Half an hour later they met back in the foyer.

"There is neither coal nor firewood to be found in storage." Mrs. Hill shook her head, "and if you be askin' me, it be far too early in the spring to be without the option of a good fire, not to mention the cooking fires." She harrumphed.

"There is no bedroom fit to occupy right now." Elizabeth crossed her arms firmly and leveled a stern gaze at her father. "We have no choice. We must take Mr. Darcy up on his offer of hospitality—"

"No. I will arrange rooms at the Bull in Lambton. I stayed there when I came to see the place in—."

"Mr. Darcy said there had been a fire at the inn and repairs were not complete. They only have three rooms to let and have no vacancies currently." Elizabeth tapped her foot softly on the dusty marble floor.

"We can—."

Elizabeth grabbed his hand and pulled him aside. "Jane and Philip are still weak. Remember what the doctor said. They have not fully recovered from the influenza last fall. It is not safe for them to stay in all this cold and draft without even a proper bed. We cannot risk their health."
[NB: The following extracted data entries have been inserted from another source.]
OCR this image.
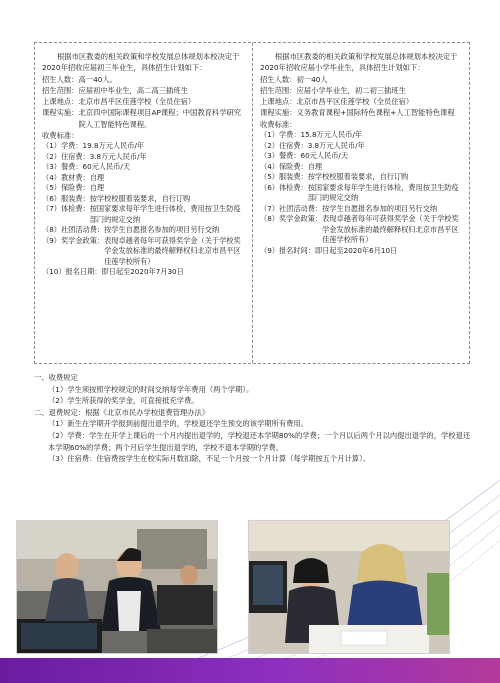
根据市区教委的相关政策和学校发展总体规划本校决定于2020年招收应届初三毕业生，具体招生计划如下：

招生人数： 高一40人。
招生范围： 应届初中毕业生，高二高三插班生
上课地点： 北京市昌平区佳莲学校（全员住宿）
课程实施： 北京四中国际课程项目AP课程；中国教育科学研究院人工智能特色课程。

收费标准：

（1）学费： 19.8万元人民币/年
（2）住宿费： 3.8万元人民币/年
（3）餐费： 60元人民币/天
（4）教材费： 自理
（5）保险费： 自理
（6）服装费： 按学校校服着装要求，自行订购
（7）体检费： 按国家要求每年学生进行体检，费用按卫生防疫部门的规定交纳
（8）社团活动费： 按学生自愿报名参加的项目另行交纳
（9）奖学金政策： 表现卓越者每年可获得奖学金（关于学校奖学金发放标准的最终解释权归北京市昌平区佳莲学校所有）
（10）报名日期： 即日起至2020年7月30日

根据市区教委的相关政策和学校发展总体规划本校决定于2020年招收应届小学毕业生，具体招生计划如下：

招生人数： 初一40人
招生范围： 应届小学毕业生，初二初三插班生
上课地点： 北京市昌平区佳莲学校（全员住宿）
课程实施： 义务教育课程+国际特色课程+人工智能特色课程

收费标准：

（1）学费： 15.8万元人民币/年
（2）住宿费： 3.8万元人民币/年
（3）餐费： 60元人民币/天
（4）保险费： 自理
（5）服装费： 按学校校服着装要求，自行订购
（6）体检费： 按国家要求每年学生进行体检，费用按卫生防疫部门的规定交纳
（7）社团活动费： 按学生自愿报名参加的项目另行交纳
（8）奖学金政策： 表现卓越者每年可获得奖学金（关于学校奖学金发放标准的最终解释权归北京市昌平区佳莲学校所有）
（9）报名时间： 即日起至2020年6月10日
一、收费规定
（1）学生须按照学校规定的时间交纳每学年费用（两个学期）。
（2）学生所获得的奖学金，可直接抵充学费。
二、退费规定：根据《北京市民办学校退费管理办法》
（1）新生在学期开学报到前提出退学的，学校退还学生预交的该学期所有费用。
（2）学费：学生在开学上课后的一个月内提出退学的，学校退还本学期80%的学费；一个月以后两个月以内提出退学的，学校退还本学期60%的学费；两个月后学生提出退学的，学校不退本学期的学费。
（3）住宿费：住宿费按学生在校实际月数扣除，不足一个月按一个月计算（每学期按五个月计算）。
He grimaced. "You are right. I do not like it; however, we have little choice but to impose on our neighbor's hospitality. I will send the groom on ahead."

A quarter of an hour later, two carriages, laden with trunks, headed for their nearest neighbors on Pemberley estate.

*A mistress, or concubine; water colours being, like their engagements, easily effaced, or dissolved.